Plot WCSS (y-axis) vs K (x-axis). The curve drops steeply at first, then flattens. The bend = elbow. The K at the elbow = optimal number of DCs (best balance of responsiveness vs cost). Beyond elbow: adding more DCs gives little additional benefit in WCSS but raises cost significantly.

  • 1 → 2 clusters: large gain
  • 2 → 3 clusters: large gain
  • 3 → 4 clusters: significant gain
  • 4 → 5 clusters: small gain
  • 5 → 6+: very marginal reduction Elbow at K = 4 → optimal number of DCs = 4

(K = 5 is acceptable if budget allows, but final decision depends on strategic targets)


5. K-means Output → Input to Optimization Model

Section titled “5. K-means Output → Input to Optimization Model”
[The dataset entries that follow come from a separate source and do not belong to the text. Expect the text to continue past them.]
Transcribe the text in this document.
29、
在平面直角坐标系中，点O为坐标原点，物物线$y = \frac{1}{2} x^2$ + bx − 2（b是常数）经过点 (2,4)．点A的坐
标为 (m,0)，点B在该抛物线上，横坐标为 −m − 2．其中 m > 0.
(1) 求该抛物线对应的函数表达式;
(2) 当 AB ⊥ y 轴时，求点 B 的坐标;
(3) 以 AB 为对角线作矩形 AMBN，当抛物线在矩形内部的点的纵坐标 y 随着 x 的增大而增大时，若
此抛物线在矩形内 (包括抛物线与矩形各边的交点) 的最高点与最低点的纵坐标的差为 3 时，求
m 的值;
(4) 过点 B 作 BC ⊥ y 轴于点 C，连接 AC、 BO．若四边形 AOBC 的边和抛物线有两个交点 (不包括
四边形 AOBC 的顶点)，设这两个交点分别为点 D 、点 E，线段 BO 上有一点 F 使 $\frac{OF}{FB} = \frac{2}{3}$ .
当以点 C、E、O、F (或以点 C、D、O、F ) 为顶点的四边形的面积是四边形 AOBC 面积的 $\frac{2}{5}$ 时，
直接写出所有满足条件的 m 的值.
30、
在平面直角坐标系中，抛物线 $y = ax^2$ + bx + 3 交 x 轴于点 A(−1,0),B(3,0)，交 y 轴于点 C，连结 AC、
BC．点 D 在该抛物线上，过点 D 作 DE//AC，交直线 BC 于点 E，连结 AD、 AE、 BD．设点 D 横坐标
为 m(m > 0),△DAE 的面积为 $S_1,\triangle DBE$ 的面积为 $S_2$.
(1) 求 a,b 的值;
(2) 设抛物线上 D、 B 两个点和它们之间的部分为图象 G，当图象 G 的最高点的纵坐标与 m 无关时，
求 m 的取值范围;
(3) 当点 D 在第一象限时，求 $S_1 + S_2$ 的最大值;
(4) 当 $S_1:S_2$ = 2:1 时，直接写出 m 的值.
K-means gives cluster centroids (proposed DC lat/long) and customer-to-DC mapping. These are then fed into a full optimization model to refine the solution further.

StageDetail
K-means OutputCluster centroids (proposed DC locations), Customer-to-DC mapping
Used as input to…Optimization model (LP / CPLP)
Optimization adds…Capacity constraints, demand constraints, transport cost, vehicle routing
Final outputExact DC locations, which DC serves which customers, routing plan

  • K-means Algorithm: 5 steps — random centroids → distance calc → assign → recompute centroid → repeat till convergence.
  • Euclidean Distance: d = √[(xi−μk)² + (yi−ηk)²]
  • Centroid Formula: (Σxi/n, Σyi/n)
  • WCSS: Σ squared distances from each point to its centroid. Lower = tighter clusters.
  • Elbow Method: Plot WCSS vs K, find bend. K at elbow is optimal number of DCs.
  • Case result: Elbow at K = 4. K-means outputs feed into LP optimization model for final refinement.